My Favourite Building – Anglican Cathedral, Liverpool

THIS week on My Favourite Building, Gurdip Chamba, below, head of building consultancy at property consultants Bruton Knowles in Birmingham, discusses how his time at university started a love affair with the Anglican Cathedral, in Liverpool.
If you would like to take part in ‘My Favourite Building’, please email tamlyn.jones@thebusinessdesk.com.
As you walk along Upper Parliament Street and turn the corner in the centre of Liverpool, the sight of the Anglican Cathedral hits you with the full force of its beauty and immensity.
Looking like the head and shoulders of a giant robot, this is a building that makes your spine tingle. It is here that I graduated from the city’s John Moores University, and I was as awestruck then as I am today by the scale of the place.
And it is truly a building of superlatives. With a bell tower that stretches up for 100 metres, it is the largest cathedral in Britain and the fifth largest in the world. It took 74 years to build and is a celebration of expert craftsmanship, from the stained glass windows to the stonemasons’ mastery of the red sandstone.
The cathedral’s interior is no less impressive and you cannot fail to be amazed by how it was all achieved by simple manpower, in comparison with today’s large modern buildings where modern plant, technology and machinery allow easier construction.
The concept design for the cathedral was drawn by Giles Gilbert Scott, who was just 21 years old at the time and, incredibly, had no previous experience of building design. Over 100 drawings were submitted to the design competition, including entries from the likes of Charles Rennie Mackintosh and other established architects.
But the selectors must have liked Scott’s soaring ambitions for the building – although they did order him to work alongside the more experienced architect George F. Bodley.

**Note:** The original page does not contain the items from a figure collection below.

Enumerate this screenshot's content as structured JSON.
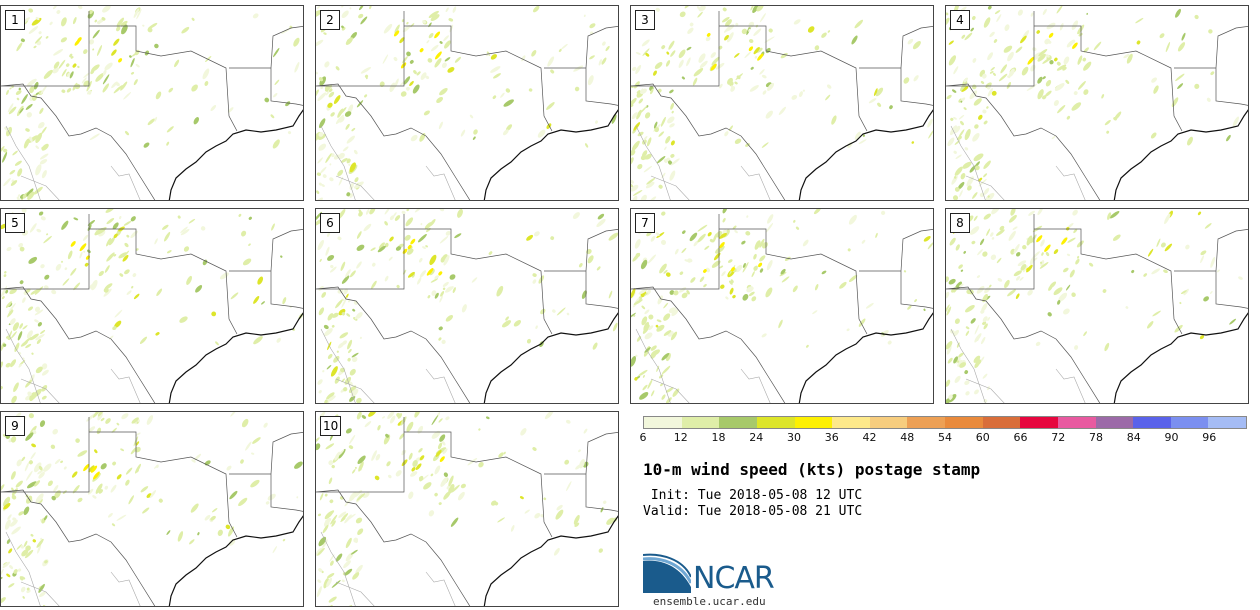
{
  "panels": [
    "1",
    "2",
    "3",
    "4",
    "5",
    "6",
    "7",
    "8",
    "9",
    "10"
  ],
  "colorbar": {
    "colors": [
      "#f2f7dc",
      "#dfeea8",
      "#a7c96a",
      "#dde52a",
      "#fdf002",
      "#fde98a",
      "#f7cd7e",
      "#eda055",
      "#e98a3c",
      "#d96e3a",
      "#e6063e",
      "#e85aa0",
      "#9c6aa8",
      "#5a62ea",
      "#7b8ff0",
      "#a5bcf5"
    ],
    "ticks": [
      "6",
      "12",
      "18",
      "24",
      "30",
      "36",
      "42",
      "48",
      "54",
      "60",
      "66",
      "72",
      "78",
      "84",
      "90",
      "96"
    ]
  },
  "title": "10-m wind speed (kts) postage stamp",
  "init_line": " Init: Tue 2018-05-08 12 UTC",
  "valid_line": "Valid: Tue 2018-05-08 21 UTC",
  "logo": {
    "text": "NCAR",
    "url": "ensemble.ucar.edu"
  }
}
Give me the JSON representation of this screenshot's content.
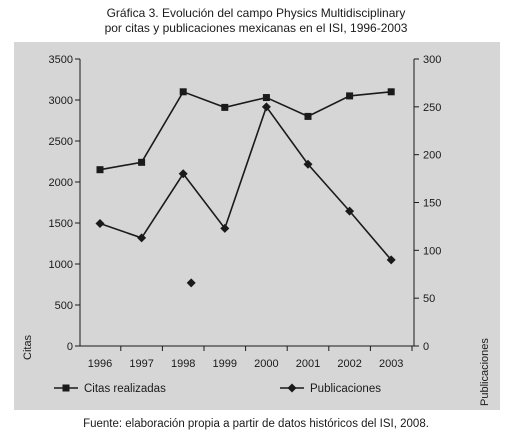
{
  "title_line1": "Gráfica 3. Evolución del campo Physics Multidisciplinary",
  "title_line2": "por citas y publicaciones mexicanas en el ISI, 1996-2003",
  "footer": "Fuente: elaboración propia a partir de datos históricos del ISI, 2008.",
  "chart_data": {
    "type": "line",
    "x": [
      "1996",
      "1997",
      "1998",
      "1999",
      "2000",
      "2001",
      "2002",
      "2003"
    ],
    "ylabel_left": "Citas",
    "ylabel_right": "Publicaciones",
    "ylim_left": [
      0,
      3500
    ],
    "ylim_right": [
      0,
      300
    ],
    "yticks_left": [
      "0",
      "500",
      "1000",
      "1500",
      "2000",
      "2500",
      "3000",
      "3500"
    ],
    "yticks_right": [
      "0",
      "50",
      "100",
      "150",
      "200",
      "250",
      "300"
    ],
    "grid": false,
    "legend_position": "bottom",
    "series": [
      {
        "name": "Citas realizadas",
        "axis": "left",
        "marker": "square",
        "values": [
          2150,
          2240,
          3100,
          2910,
          3030,
          2800,
          3050,
          3100
        ]
      },
      {
        "name": "Publicaciones",
        "axis": "right",
        "marker": "diamond",
        "values": [
          128,
          113,
          180,
          123,
          250,
          190,
          141,
          90
        ]
      }
    ],
    "outlier_points": [
      {
        "x": "1998",
        "axis": "right",
        "value": 66
      }
    ]
  }
}
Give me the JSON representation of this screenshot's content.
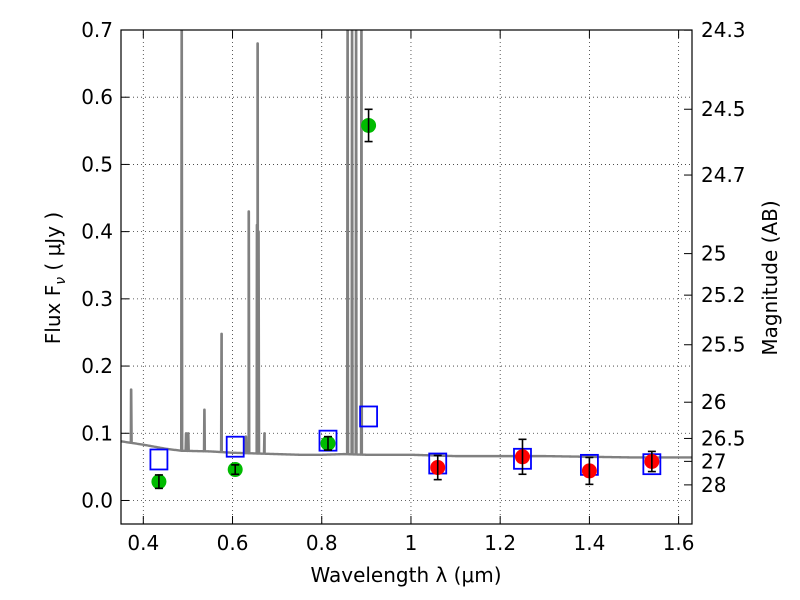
{
  "chart_data": {
    "type": "scatter",
    "xlabel": "Wavelength  λ (μm)",
    "ylabel": "Flux  F",
    "ylabel_subscript": "ν",
    "ylabel_units": " ( μJy )",
    "y2label": "Magnitude (AB)",
    "xlim": [
      0.35,
      1.63
    ],
    "ylim": [
      -0.035,
      0.7
    ],
    "grid": true,
    "x_ticks": [
      0.4,
      0.6,
      0.8,
      1.0,
      1.2,
      1.4,
      1.6
    ],
    "x_tick_labels": [
      "0.4",
      "0.6",
      "0.8",
      "1",
      "1.2",
      "1.4",
      "1.6"
    ],
    "y_ticks": [
      0.0,
      0.1,
      0.2,
      0.3,
      0.4,
      0.5,
      0.6,
      0.7
    ],
    "y_tick_labels": [
      "0.0",
      "0.1",
      "0.2",
      "0.3",
      "0.4",
      "0.5",
      "0.6",
      "0.7"
    ],
    "mag_ticks": [
      {
        "label": "24.3",
        "flux": 0.6998
      },
      {
        "label": "24.5",
        "flux": 0.5821
      },
      {
        "label": "24.7",
        "flux": 0.4842
      },
      {
        "label": "25",
        "flux": 0.3673
      },
      {
        "label": "25.2",
        "flux": 0.3055
      },
      {
        "label": "25.5",
        "flux": 0.2317
      },
      {
        "label": "26",
        "flux": 0.1462
      },
      {
        "label": "26.5",
        "flux": 0.0923
      },
      {
        "label": "27",
        "flux": 0.0582
      },
      {
        "label": "28",
        "flux": 0.0232
      }
    ],
    "series": [
      {
        "kind": "model_sed",
        "color": "#808080",
        "continuum": [
          [
            0.35,
            0.088
          ],
          [
            0.4,
            0.083
          ],
          [
            0.45,
            0.077
          ],
          [
            0.485,
            0.074
          ],
          [
            0.55,
            0.073
          ],
          [
            0.6,
            0.071
          ],
          [
            0.65,
            0.07
          ],
          [
            0.7,
            0.069
          ],
          [
            0.75,
            0.068
          ],
          [
            0.8,
            0.068
          ],
          [
            0.85,
            0.069
          ],
          [
            0.9,
            0.068
          ],
          [
            1.0,
            0.068
          ],
          [
            1.1,
            0.066
          ],
          [
            1.2,
            0.066
          ],
          [
            1.3,
            0.066
          ],
          [
            1.4,
            0.065
          ],
          [
            1.5,
            0.064
          ],
          [
            1.63,
            0.064
          ]
        ],
        "lines": [
          {
            "x": 0.3727,
            "peak": 0.165
          },
          {
            "x": 0.4861,
            "peak": 0.7
          },
          {
            "x": 0.4959,
            "peak": 0.1
          },
          {
            "x": 0.5007,
            "peak": 0.1
          },
          {
            "x": 0.537,
            "peak": 0.135
          },
          {
            "x": 0.5755,
            "peak": 0.248
          },
          {
            "x": 0.63,
            "peak": 0.095
          },
          {
            "x": 0.6364,
            "peak": 0.43
          },
          {
            "x": 0.6548,
            "peak": 0.41
          },
          {
            "x": 0.6563,
            "peak": 0.68
          },
          {
            "x": 0.6583,
            "peak": 0.4
          },
          {
            "x": 0.6717,
            "peak": 0.1
          },
          {
            "x": 0.858,
            "peak": 0.7
          },
          {
            "x": 0.868,
            "peak": 0.7
          },
          {
            "x": 0.877,
            "peak": 0.7
          },
          {
            "x": 0.889,
            "peak": 0.7
          }
        ]
      },
      {
        "kind": "model_photometry",
        "marker": "open-square",
        "color": "#0000ff",
        "points": [
          [
            0.435,
            0.061
          ],
          [
            0.606,
            0.08
          ],
          [
            0.814,
            0.089
          ],
          [
            0.905,
            0.125
          ],
          [
            1.06,
            0.055
          ],
          [
            1.25,
            0.062
          ],
          [
            1.4,
            0.053
          ],
          [
            1.54,
            0.054
          ]
        ]
      },
      {
        "kind": "observed_hst_optical",
        "marker": "filled-circle",
        "color": "#00bb00",
        "points": [
          {
            "x": 0.435,
            "y": 0.028,
            "err": 0.01
          },
          {
            "x": 0.606,
            "y": 0.046,
            "err": 0.007
          },
          {
            "x": 0.814,
            "y": 0.085,
            "err": 0.01
          },
          {
            "x": 0.905,
            "y": 0.558,
            "err": 0.024
          }
        ]
      },
      {
        "kind": "observed_hst_nir",
        "marker": "filled-circle",
        "color": "#ff0000",
        "points": [
          {
            "x": 1.06,
            "y": 0.049,
            "err": 0.018
          },
          {
            "x": 1.25,
            "y": 0.065,
            "err": 0.026
          },
          {
            "x": 1.4,
            "y": 0.044,
            "err": 0.02
          },
          {
            "x": 1.54,
            "y": 0.058,
            "err": 0.015
          }
        ]
      }
    ]
  }
}
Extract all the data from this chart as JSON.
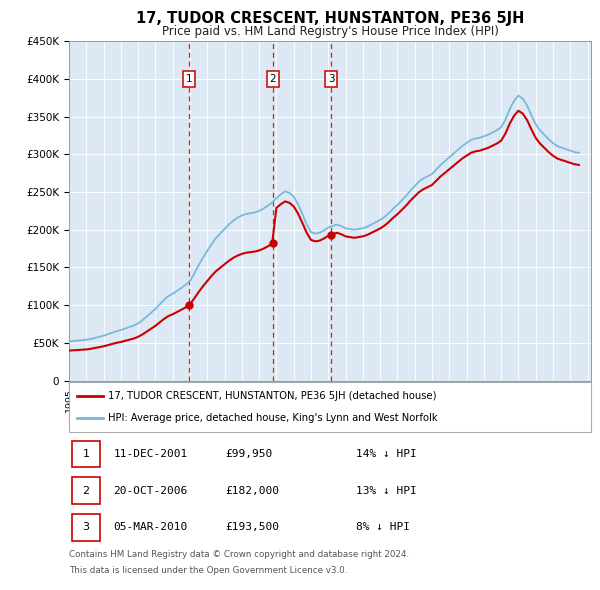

Scott’s original design was based on Durham Cathedral and had two towers at the west end, and was packed with the Gothic detailing that was all the rage at the time. As the design was tweaked and revised, the two towers were reinvented as the single, central and exceptionally tall tower topped with a lantern that we see today.
The Gothic frills were cut back and even some elements of Mackintosh’s design entry were incorporated. Building work started in 1904 with the Lady Chapel being the first element of the structure to be completed.
But the Second World War and money problems hindered the work and the completion of the building – and consecration – only came in 1978: too late for Scott, who had died in 1960.
If you do get a chance to visit, and it is worth seeing at night when the building’s huge silhouette is almost scary, don’t miss the wonderful and rather creepy Victorian graveyard St James Cemetery.
Located at the back of the cathedral, you will find the gravestones of some of the merchant families who lived in Liverpool when it was one of the biggest cities in the world.